Author : Francis Baert
Publisher : Springer Science & Business Media
Page : 206 pages
File Size : 25,41 MB
Release : 2013-12-28
Category : Political Science
ISBN : 9400775660
This book has two mutually reinforcing aims/parts. The first aim is to contribute to a more productive debate between different theoretical standpoints. There is surprisingly little theoretical and conceptual debate in this burgeoning field, which is one major reason for the failure to fully grasp the diversity of today’s interregionalism. Too often theorists speak past each other, without really engaging with alternative theoretical perspectives or competing research results.

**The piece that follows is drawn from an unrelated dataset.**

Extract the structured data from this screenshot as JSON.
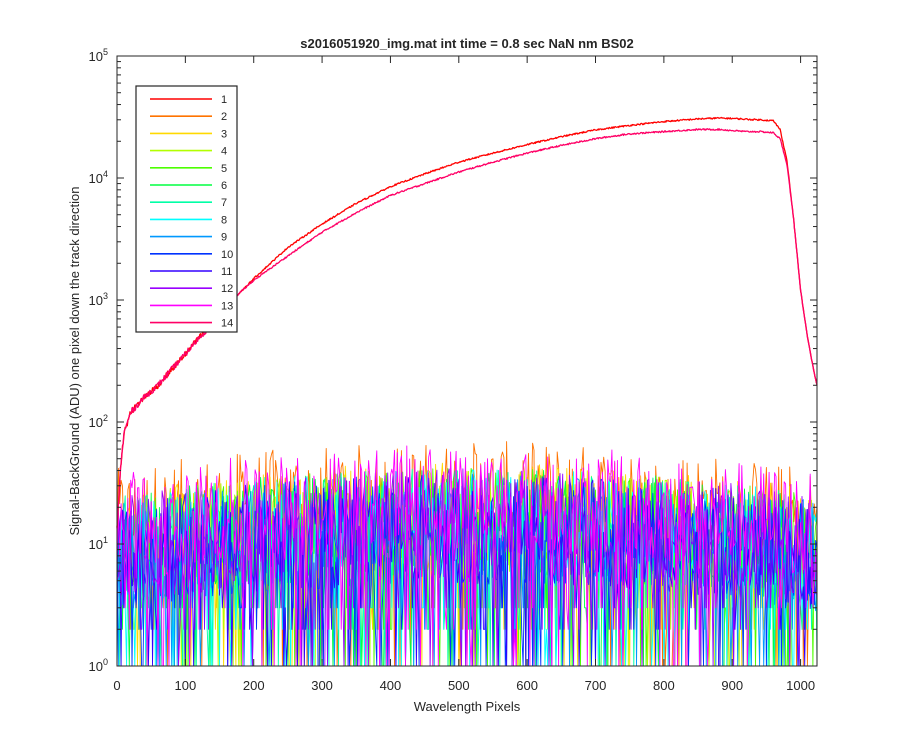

Indeed, this book constitutes the first systematic attempt to bring together leading theories and theorists of interregionalism. Leading scholars from around the world develop their own distinctive theoretical perspectives on interregionalism, with a particular emphasis on the dynamic relationship between regionalism and interregionalism. These highly acclaimed theorists have all been associated over the years with a variety of disciplines, institutions, schools and debates and so bring a rich set of insights and connections to this pioneering project. The second part of the book ‘unpacks’ and problematises the region, the driving actors and institutions that are engaged in interregional relations. There is a strong tendency in the field to treat regions as coherent units actors in an interregional relationship, and such simplified notions about ‘regions’ and ‘regional organisations’ necessarily result in superficial and misleading understandings of interregionalism. This part of the book connects the theoretical discussion in the first part with a manageable empirical object.